Is it possible for a story about appallingly sexist advice in a men's magazine to be good news? Can such a tale have a happy ending (no, not that kind of happy ending)?
The September 2014 edition of the Russian GQ includes "The Gentleman's New Kama Sutra," 23 rules for navigating the complex world of 21st century sex with the help of 19th century values. It's tempting to posit that the editors are actually aliens who learned about Earth culture entirely from binge-watching Mad Men (with the occasional break for Animal House and Porky's).
Some of these sex tips are standard men's magazine fare (positions, pornography, sex toys), even if the illustrations seem to be trying to win a gold star for tackiness. But two of the entires are particularly loathsome.
The first, "How to sleep with an intern?" is a one-paragraph instruction manual for would-be sexual harassers, complete with an NSFW illustration that highlights the intern's main qualifications:
An intern is always a nymph. She's beyond the mire of company gossip, beyond the wall of routine, she is pure. Let's call her the office virgin. She's always ready to listen -- that's the first step to her mystery. <.....> So be generous with her <....> An internship with you will give the nymph experience in every sense of the world. And isn't that why she's here?
This uplifting advice is rivaled only by Rule Number Four: "As a bonus, your boss has taken you to the banya, where he's ordered in for prostitutes. How do you behave?" :
It's a common occurrence. Your girlfriend already wasn't happy with letting you go out. But who knew that there would be prostitutes? The boss only let you know in the sauna. Now's he's already had his share of cognac, and his junk is poking out of his towel while two busty odalisques are greedily devouring foie gras and peaches at his sides. A third is already stroking your penis. If you leave, you'll offend your boss. And theoretically, you're all for it. What to do?

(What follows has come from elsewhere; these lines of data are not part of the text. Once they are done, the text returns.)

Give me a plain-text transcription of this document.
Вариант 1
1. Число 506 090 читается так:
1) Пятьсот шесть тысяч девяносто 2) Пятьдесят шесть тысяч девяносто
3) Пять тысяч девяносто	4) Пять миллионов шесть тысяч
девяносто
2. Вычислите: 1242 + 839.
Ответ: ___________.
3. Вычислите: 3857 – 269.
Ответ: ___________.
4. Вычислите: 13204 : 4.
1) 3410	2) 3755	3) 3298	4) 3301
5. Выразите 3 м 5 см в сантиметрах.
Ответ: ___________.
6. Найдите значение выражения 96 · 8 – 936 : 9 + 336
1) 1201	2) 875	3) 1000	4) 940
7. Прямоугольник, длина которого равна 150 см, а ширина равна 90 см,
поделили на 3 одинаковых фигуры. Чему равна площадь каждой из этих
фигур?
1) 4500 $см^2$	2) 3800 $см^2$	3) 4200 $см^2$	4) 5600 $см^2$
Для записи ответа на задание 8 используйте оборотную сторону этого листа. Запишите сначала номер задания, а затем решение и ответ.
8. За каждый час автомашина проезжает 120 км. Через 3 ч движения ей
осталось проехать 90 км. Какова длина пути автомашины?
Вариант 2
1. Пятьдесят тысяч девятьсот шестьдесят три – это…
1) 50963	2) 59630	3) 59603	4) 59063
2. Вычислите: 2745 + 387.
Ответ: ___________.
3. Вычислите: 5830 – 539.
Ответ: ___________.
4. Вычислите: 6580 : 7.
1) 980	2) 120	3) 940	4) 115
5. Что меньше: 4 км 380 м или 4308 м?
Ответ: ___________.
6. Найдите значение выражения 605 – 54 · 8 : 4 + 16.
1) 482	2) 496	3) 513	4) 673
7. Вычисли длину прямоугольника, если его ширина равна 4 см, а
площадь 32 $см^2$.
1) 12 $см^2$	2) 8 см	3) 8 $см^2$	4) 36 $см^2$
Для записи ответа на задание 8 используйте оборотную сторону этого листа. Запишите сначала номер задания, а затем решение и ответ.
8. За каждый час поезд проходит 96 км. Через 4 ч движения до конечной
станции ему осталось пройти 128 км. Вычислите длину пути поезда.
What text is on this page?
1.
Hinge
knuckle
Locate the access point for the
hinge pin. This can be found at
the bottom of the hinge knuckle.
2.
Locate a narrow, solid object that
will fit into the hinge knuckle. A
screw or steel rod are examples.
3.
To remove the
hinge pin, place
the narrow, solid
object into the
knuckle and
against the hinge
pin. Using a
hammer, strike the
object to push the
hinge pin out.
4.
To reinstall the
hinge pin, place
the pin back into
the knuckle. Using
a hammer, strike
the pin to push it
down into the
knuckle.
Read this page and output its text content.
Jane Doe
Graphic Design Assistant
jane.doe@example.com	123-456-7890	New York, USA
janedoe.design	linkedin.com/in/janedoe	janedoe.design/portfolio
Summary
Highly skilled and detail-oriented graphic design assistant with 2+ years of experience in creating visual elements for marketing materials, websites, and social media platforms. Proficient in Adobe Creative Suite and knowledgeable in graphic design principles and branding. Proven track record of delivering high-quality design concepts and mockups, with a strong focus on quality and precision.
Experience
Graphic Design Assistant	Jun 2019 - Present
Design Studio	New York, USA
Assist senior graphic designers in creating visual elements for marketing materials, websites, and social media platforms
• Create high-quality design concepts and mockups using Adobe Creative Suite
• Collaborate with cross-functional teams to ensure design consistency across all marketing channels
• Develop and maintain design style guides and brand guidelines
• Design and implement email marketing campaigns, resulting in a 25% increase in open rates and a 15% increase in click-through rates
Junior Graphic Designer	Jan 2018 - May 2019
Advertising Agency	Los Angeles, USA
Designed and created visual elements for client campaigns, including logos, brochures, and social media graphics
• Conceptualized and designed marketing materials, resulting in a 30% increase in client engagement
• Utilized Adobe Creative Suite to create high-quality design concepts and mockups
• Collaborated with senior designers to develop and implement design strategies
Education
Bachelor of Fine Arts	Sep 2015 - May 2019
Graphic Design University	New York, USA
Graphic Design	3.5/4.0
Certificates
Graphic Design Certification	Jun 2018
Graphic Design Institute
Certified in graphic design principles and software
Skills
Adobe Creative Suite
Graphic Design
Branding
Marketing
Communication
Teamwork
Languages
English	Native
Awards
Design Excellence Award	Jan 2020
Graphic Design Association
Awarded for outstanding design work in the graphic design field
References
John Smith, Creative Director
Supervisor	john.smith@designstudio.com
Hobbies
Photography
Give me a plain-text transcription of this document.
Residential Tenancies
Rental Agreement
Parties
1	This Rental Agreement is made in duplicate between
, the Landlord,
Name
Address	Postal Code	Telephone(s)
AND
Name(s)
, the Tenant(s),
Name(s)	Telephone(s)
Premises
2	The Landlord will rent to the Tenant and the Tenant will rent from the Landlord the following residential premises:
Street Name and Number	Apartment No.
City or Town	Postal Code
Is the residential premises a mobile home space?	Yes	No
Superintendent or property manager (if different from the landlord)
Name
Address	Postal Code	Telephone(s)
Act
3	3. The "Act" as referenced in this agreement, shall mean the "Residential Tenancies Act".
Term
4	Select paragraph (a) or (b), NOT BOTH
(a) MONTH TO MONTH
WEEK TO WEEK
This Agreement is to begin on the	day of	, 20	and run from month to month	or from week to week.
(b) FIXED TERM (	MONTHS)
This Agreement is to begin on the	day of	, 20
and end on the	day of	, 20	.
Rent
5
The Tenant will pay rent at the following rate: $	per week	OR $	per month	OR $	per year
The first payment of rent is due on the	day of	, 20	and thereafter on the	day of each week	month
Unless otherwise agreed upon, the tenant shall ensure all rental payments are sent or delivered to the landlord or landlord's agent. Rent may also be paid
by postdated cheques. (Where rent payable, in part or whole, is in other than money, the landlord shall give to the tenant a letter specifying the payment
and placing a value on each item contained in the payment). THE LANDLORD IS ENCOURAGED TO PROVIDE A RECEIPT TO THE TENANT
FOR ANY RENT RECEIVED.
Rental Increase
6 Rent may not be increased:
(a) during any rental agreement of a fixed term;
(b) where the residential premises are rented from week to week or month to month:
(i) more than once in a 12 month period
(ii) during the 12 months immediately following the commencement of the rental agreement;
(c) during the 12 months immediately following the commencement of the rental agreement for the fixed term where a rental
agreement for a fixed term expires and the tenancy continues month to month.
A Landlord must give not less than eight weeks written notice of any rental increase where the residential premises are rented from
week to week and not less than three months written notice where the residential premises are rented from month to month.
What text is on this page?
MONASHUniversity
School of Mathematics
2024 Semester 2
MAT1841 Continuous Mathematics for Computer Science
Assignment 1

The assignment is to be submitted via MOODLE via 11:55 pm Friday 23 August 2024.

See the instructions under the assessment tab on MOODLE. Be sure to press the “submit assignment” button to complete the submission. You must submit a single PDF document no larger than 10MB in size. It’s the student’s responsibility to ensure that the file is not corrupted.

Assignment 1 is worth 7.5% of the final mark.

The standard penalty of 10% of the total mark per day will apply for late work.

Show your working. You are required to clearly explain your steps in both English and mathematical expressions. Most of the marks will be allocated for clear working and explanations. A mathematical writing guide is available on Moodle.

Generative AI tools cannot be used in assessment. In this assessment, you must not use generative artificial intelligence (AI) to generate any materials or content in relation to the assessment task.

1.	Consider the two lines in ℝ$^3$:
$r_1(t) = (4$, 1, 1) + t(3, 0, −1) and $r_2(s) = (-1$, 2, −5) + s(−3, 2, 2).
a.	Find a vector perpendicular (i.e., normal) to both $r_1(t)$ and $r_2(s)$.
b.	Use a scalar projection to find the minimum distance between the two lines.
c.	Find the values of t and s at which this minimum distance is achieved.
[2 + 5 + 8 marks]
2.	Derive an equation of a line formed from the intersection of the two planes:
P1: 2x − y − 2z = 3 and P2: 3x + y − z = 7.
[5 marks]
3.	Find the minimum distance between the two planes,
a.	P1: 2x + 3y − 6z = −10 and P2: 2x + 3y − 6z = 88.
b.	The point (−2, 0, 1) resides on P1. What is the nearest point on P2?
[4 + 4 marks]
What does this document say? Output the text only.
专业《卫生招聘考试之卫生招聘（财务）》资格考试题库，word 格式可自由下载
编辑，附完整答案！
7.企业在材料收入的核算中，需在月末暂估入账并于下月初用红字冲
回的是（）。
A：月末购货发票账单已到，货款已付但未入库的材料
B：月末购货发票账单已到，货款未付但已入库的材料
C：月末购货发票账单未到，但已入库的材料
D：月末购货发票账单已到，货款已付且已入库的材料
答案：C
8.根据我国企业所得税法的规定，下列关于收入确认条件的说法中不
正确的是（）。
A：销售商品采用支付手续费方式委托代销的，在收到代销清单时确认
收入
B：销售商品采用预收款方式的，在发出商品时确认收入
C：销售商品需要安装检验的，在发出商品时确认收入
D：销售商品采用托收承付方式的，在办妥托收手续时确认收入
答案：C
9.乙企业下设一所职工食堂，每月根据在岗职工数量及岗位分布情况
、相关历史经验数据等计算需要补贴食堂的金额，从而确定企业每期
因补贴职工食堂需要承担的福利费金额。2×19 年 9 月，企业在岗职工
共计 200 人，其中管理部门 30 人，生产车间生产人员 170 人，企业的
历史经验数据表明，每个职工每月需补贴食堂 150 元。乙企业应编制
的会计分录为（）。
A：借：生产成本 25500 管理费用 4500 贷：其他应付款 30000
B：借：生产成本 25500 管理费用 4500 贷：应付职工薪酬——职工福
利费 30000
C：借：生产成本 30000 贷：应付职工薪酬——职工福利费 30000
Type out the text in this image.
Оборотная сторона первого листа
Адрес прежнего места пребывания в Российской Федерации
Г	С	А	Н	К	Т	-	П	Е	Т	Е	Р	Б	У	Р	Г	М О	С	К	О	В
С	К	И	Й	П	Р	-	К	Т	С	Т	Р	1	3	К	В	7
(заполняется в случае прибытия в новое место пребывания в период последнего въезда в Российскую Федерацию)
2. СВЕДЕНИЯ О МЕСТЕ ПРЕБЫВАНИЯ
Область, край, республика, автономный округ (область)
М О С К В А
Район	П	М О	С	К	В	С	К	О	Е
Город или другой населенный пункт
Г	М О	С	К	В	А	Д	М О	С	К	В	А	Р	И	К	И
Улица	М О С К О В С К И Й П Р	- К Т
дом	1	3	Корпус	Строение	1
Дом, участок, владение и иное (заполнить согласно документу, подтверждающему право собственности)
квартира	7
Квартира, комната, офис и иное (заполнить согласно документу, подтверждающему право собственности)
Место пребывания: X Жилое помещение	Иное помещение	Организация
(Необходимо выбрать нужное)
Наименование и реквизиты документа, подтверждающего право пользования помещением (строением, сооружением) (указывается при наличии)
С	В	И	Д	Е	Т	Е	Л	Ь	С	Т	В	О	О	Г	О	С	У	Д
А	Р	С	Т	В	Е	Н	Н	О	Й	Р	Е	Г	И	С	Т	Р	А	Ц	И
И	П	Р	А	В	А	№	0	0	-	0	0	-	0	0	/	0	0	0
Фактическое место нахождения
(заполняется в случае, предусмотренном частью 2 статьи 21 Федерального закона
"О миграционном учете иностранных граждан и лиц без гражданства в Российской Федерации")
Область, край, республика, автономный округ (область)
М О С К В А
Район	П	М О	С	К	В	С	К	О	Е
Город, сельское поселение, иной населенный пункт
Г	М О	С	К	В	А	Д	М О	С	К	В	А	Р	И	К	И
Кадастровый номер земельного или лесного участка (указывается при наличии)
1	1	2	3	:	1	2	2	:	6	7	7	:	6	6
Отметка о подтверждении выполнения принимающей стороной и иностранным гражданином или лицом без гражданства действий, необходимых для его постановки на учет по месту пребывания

What to do, indeed? The advice is simple: if "temptation outweighs your faithfulness, use a condom. And let yourself go. She's there to cater to your whims -- that's why she's a prostitute. And it's instead of a bonus -- you deserve it." If your boss isn't a jerk, it'll bond you two together. And, whatever you do, don't tell your wife.
After following contemporary Russian culture for the past 20 years, with particular attention to men's media and pornography, what shocks me most about GQ's "New Kama Sutra" is how retro it seems. And here I don't mean a typically condescending, Western view of Russia as decades behind the times. Everything about this feature looks like a parody of the Russian 1990s.
In the 1990s, (a decade that has been thoroughly demonized by the Putin years), the lawlessness of "Wild East" business culture, combined with an understanding of sexual revolution that was almost entirely about women's objectification, alcohol-fueled sex parties with prostitutes were every writer's shorthand for the corrupt world of business. Job vacancies for secretaries typically listed "uninhibited" as one of the primary qualifications.
This is not to say that Russian corporate life of 2014 is a feminist paradise, but the Russian GQ (which has recently come under new editorial management) seems remarkably out of touch. And this brings me to the surprisingly positive part of the story. To our rescue comes... the GQ online comments section.
Yes, the comments section. Normally, the comments section of any self-respecting website is where all civility goes to die. When Harry Potter went looking for the missing pieces of Voldemort's soul, he should have run straight to a website comments section -- we could have been spared 200 pages of teenagers on a camping trip. But the Russian GQ comments section is enough to restore one's faith in humanity.
As of today, the "boss and prostitutes" article has garnered 25 comments, and nearly all of them are united by irony and outrage. "What kind of freaks is this magazine for?" writes one woman. "Men, don't be such hypocrites," writes another. "Maybe this is some kind of trolling," writes a third. One man's comment is particularly damning: "To say that I'm in shock over this GQ crap is to say nothing at all; our society has become so degraded, if what was once an intellectual magazine publishes this sort of thing... or has GQ already dropped to tabloid level?"
Of course, it's a sad day when an online comments section looks like the best example of a functioning civil society in today's Russia, but we take our good news where we can get it.